The experience of being at the US Open when the weather turns is specific. The crowd doesn't disband — it reorganises. The concourse fills up, the umbrellas come out, people buy drinks and wait. There's a reason the US Open crowd has a reputation: it's New York, and New Yorkers don't leave because of the weather.
Download the US Open app before you arrive. It shows real-time court status and revised match assignments — if your match has moved from an outer court to Arthur Ashe or Armstrong due to weather, the app tells you before the PA does.
When the heat policy is invoked, check whether your match has moved to a roofed stadium rather than assuming it's postponed. The USTA often relocates priority matches rather than delaying them.
The concourse stays open during all weather delays and the food vendors continue serving. A rain delay is one of the better times to eat — the queues are shorter and you're already sheltered.
Afternoon thunderstorms in August typically arrive from the west between 2pm and 6pm. If the sky to the west is dark at lunchtime, check the forecast before heading to an exposed outer court for the afternoon session.

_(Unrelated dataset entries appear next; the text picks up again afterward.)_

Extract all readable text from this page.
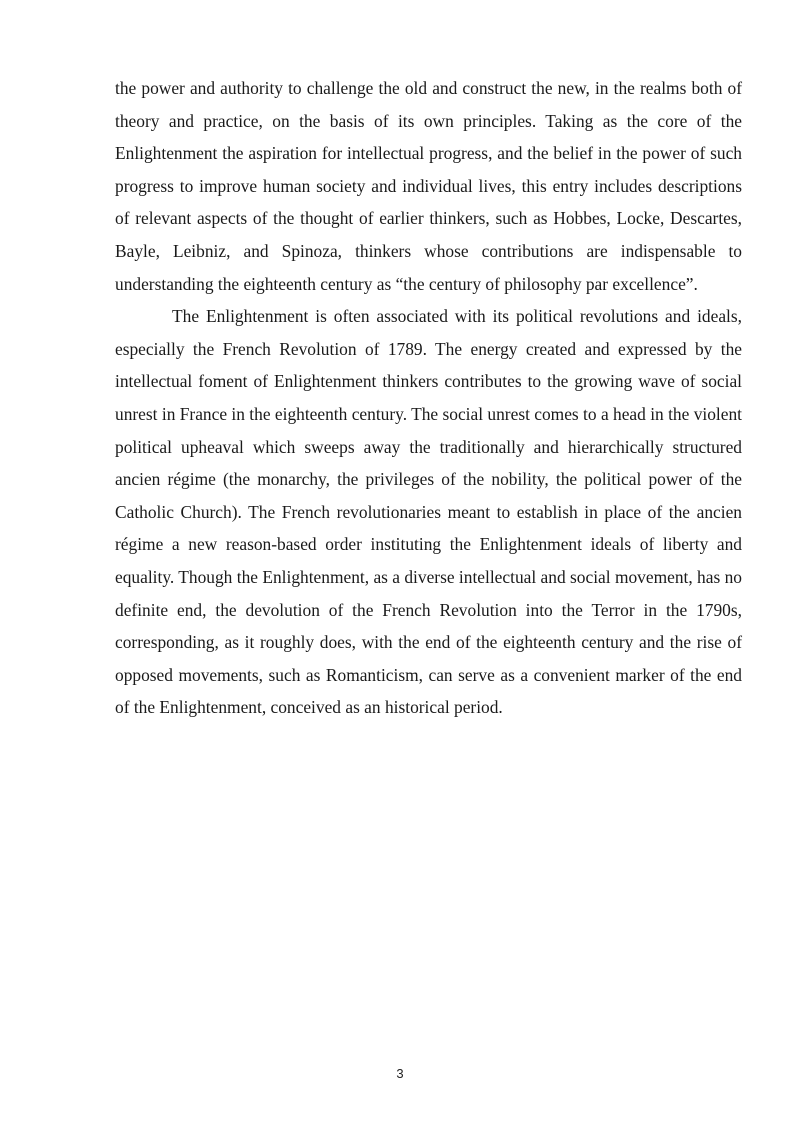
the power and authority to challenge the old and construct the new, in the realms both of theory and practice, on the basis of its own principles. Taking as the core of the Enlightenment the aspiration for intellectual progress, and the belief in the power of such progress to improve human society and individual lives, this entry includes descriptions of relevant aspects of the thought of earlier thinkers, such as Hobbes, Locke, Descartes, Bayle, Leibniz, and Spinoza, thinkers whose contributions are indispensable to understanding the eighteenth century as “the century of philosophy par excellence”.

The Enlightenment is often associated with its political revolutions and ideals, especially the French Revolution of 1789. The energy created and expressed by the intellectual foment of Enlightenment thinkers contributes to the growing wave of social unrest in France in the eighteenth century. The social unrest comes to a head in the violent political upheaval which sweeps away the traditionally and hierarchically structured ancien régime (the monarchy, the privileges of the nobility, the political power of the Catholic Church). The French revolutionaries meant to establish in place of the ancien régime a new reason-based order instituting the Enlightenment ideals of liberty and equality. Though the Enlightenment, as a diverse intellectual and social movement, has no definite end, the devolution of the French Revolution into the Terror in the 1790s, corresponding, as it roughly does, with the end of the eighteenth century and the rise of opposed movements, such as Romanticism, can serve as a convenient marker of the end of the Enlightenment, conceived as an historical period.

3
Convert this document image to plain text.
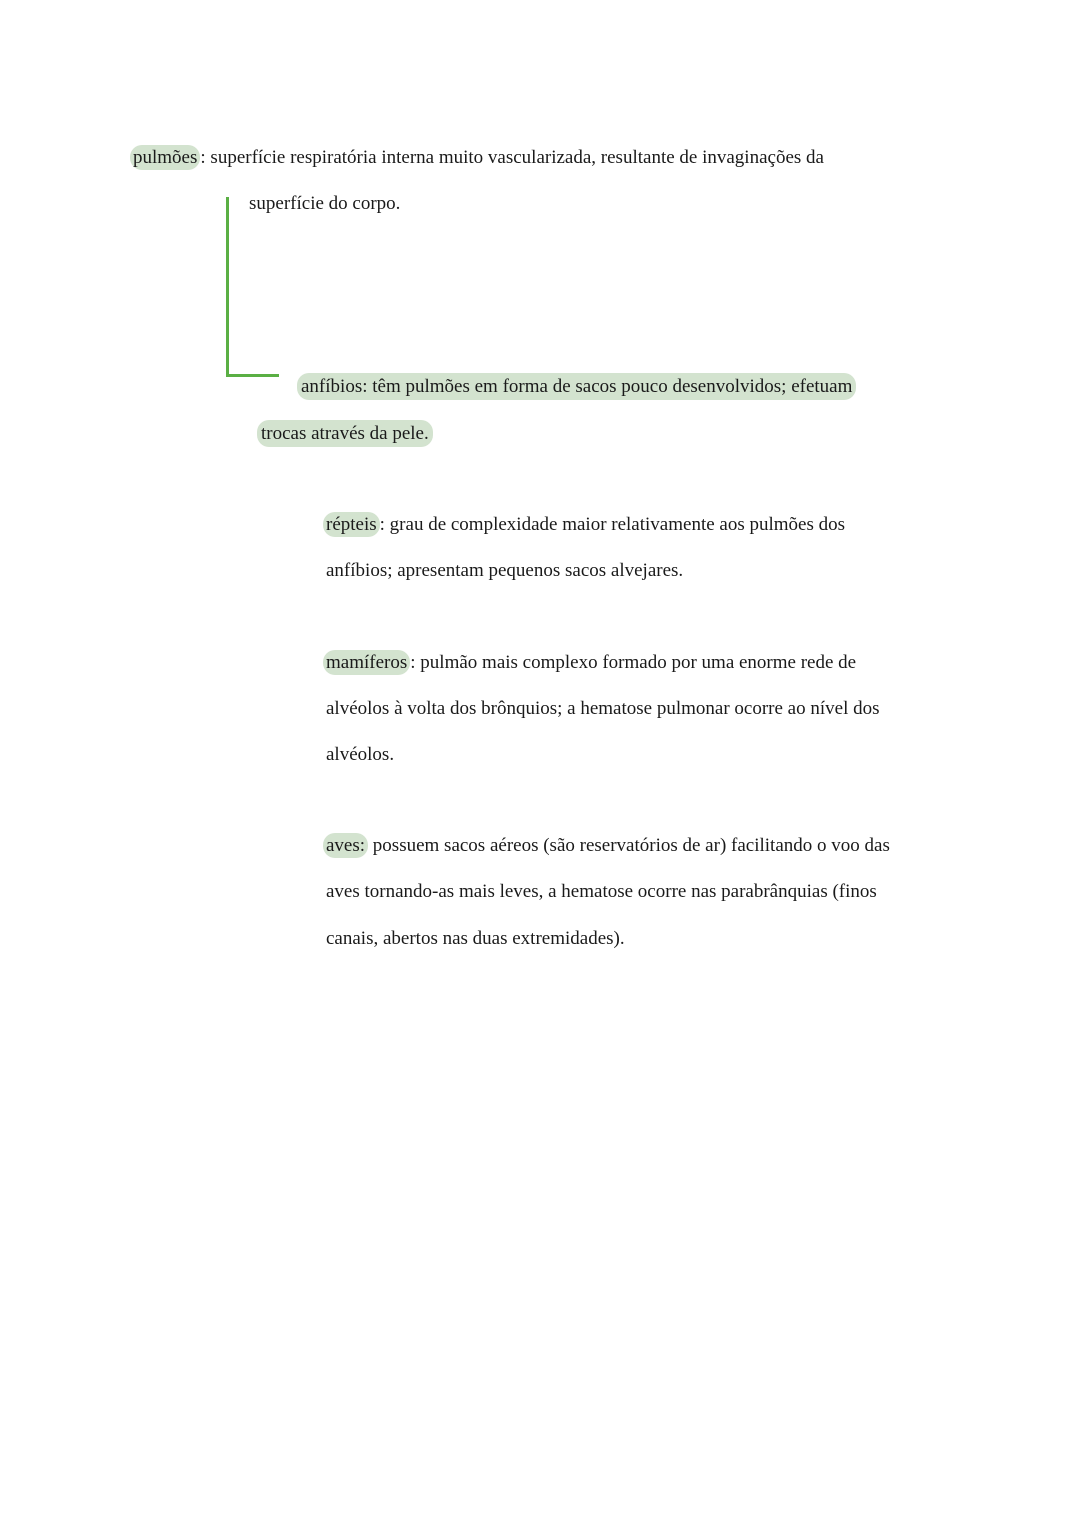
pulmões : superfície respiratória interna muito vascularizada, resultante de invaginações da
superfície do corpo.
anfíbios: têm pulmões em forma de sacos pouco desenvolvidos; efetuam
trocas através da pele.
répteis : grau de complexidade maior relativamente aos pulmões dos
anfíbios; apresentam pequenos sacos alvejares.
mamíferos : pulmão mais complexo formado por uma enorme rede de
alvéolos à volta dos brônquios; a hematose pulmonar ocorre ao nível dos
alvéolos.
aves: possuem sacos aéreos (são reservatórios de ar) facilitando o voo das
aves tornando-as mais leves, a hematose ocorre nas parabrânquias (finos
canais, abertos nas duas extremidades).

The heat suspension affects outer courts only. Arthur Ashe and Louis Armstrong are air-conditioned with retractable roofs and are unaffected — if you're in the main stadiums, a heat policy announcement is not your problem.
Don't leave the grounds when weather turns — delays resolve faster than they seem, and the atmosphere on the concourse during a storm (people comparing notes, eating, watching the lightning over Queens) is one of the accidental social pleasures of the event. Don't assume a heat suspension cancels the day; it pauses outdoor play for a defined period, typically 60–90 minutes, and the main stadiums continue regardless. Don't get stranded without the US Open app — the PA system covers the grounds but revised schedules and court moves are posted on the app faster than any other channel.